Enhanced levels of CD16 expression and antibody-dependent NK cell cytotoxic function of HT recipients were associated with the FCGR3A-VV genotype. The frequency of the FCGR3A-VV genotype was significantly higher in the CAV group (odds ratio, 3.9; =0.0317) than in the CAV group. The FCGR3A-VV genotype was identified as an independent marker correlated with the presence of CAV at the time of coronary angiography by using multivariate logistic regression models. The FCGR3A-VV genotype was also identified as a baseline-independent predictor of CAV risk (odds ratio, 4.7; =0.023).

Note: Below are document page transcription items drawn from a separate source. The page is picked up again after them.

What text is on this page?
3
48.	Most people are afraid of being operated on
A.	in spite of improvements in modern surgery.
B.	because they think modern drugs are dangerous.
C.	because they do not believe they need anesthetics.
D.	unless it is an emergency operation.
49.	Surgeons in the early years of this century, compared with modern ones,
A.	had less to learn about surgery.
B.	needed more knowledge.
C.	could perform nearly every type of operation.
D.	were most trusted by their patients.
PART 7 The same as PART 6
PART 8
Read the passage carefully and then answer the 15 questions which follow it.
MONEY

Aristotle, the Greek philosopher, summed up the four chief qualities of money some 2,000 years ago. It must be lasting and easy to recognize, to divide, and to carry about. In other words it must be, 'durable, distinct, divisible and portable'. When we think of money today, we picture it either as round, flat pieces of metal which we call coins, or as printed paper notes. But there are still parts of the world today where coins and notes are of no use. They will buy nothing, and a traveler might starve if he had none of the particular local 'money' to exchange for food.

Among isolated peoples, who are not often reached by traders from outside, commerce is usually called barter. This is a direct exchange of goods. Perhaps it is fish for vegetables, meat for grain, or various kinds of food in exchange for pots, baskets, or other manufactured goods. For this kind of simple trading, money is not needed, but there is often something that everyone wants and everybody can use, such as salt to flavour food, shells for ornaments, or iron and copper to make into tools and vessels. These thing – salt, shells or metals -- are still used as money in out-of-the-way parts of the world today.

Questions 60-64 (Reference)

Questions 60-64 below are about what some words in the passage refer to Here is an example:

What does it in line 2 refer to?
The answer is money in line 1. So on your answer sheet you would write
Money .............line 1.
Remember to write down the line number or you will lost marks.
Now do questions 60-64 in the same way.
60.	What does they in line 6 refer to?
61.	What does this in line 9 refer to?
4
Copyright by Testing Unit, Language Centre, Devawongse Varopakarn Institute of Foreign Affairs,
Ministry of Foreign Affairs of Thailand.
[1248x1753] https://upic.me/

This study unravels a prominent role for the CD16-dependent NK cell activation pathway in the complex array of factors that favor the progression of transplant arteriosclerosis. It highlights the clinical potential of a noninvasive evaluation of FCGR3A/CD16 in the early stratification of CAV risk. The recognition of CD16 as a major checkpoint that controls immune surveillance may promote the design of individualized NK cell-targeted therapies to limit vascular damage in highly responsive sensitized patients.
URL: https://www.clinicaltrials.gov. Unique identifier: NCT01569334.
心脏移植是治疗终末期心力衰竭的有效方法。由于心脏同种异体移植血管病(CAV)是心脏移植(HT)后晚期死亡的主要原因,因此需要确定反映导致其发生的炎症或细胞毒性免疫机制的标志物。对于适应个体化治疗,非侵入性和早期分层高危患者仍然是一个挑战。最近发现 CD16(Fc-γ 受体 3A[FCGR3A])受体是 HT 活检中抗体介导的自然杀伤(NK)细胞激活的主要决定因素;然而,关于 CD16 在促进同种异体血管病中的作用知之甚少。本研究旨在探讨反映 CD16 依赖性循环 NK 细胞激活的标志物是否可以识别 HT 后发生 CAV 风险较高的患者。
收集 103 例行 CAV 诊断的 HT 患者(HT 后中位 5 年)的血样。比较 CAV 阳性(n=52)和 CAV 阴性(n=51)患者的 FCGR3A/CD16 Fc 受体谱的基因组和表型分析。使用非侵入性 NK 细胞体液激活试验评估 HT 受者外周 NK 细胞的 CD16 表达和利妥昔单抗依赖性细胞细胞毒性。
HT 受者 CD16 表达和抗体依赖性 NK 细胞细胞毒性增强与 FCGR3A-VV 基因型相关。CAV 组 FCGR3A-VV 基因型的频率明显高于 CAV 组(比值比,3.9;=0.0317)。使用多变量逻辑回归模型,FCGR3A-VV 基因型被确定为与冠状动脉造影时 CAV 存在相关的独立标志物。FCGR3A-VV 基因型也是 CAV 风险的基线独立预测因子(比值比,4.7;=0.023)。
本研究揭示了 CD16 依赖性 NK 细胞激活途径在促进移植动脉硬化复杂因素中的重要作用。它突出了非侵入性评估 FCGR3A/CD16 在 CAV 风险早期分层中的临床潜力。识别 CD16 作为控制免疫监视的主要检查点可能会促进设计针对 NK 细胞的个体化治疗方法,以限制高反应性致敏患者的血管损伤。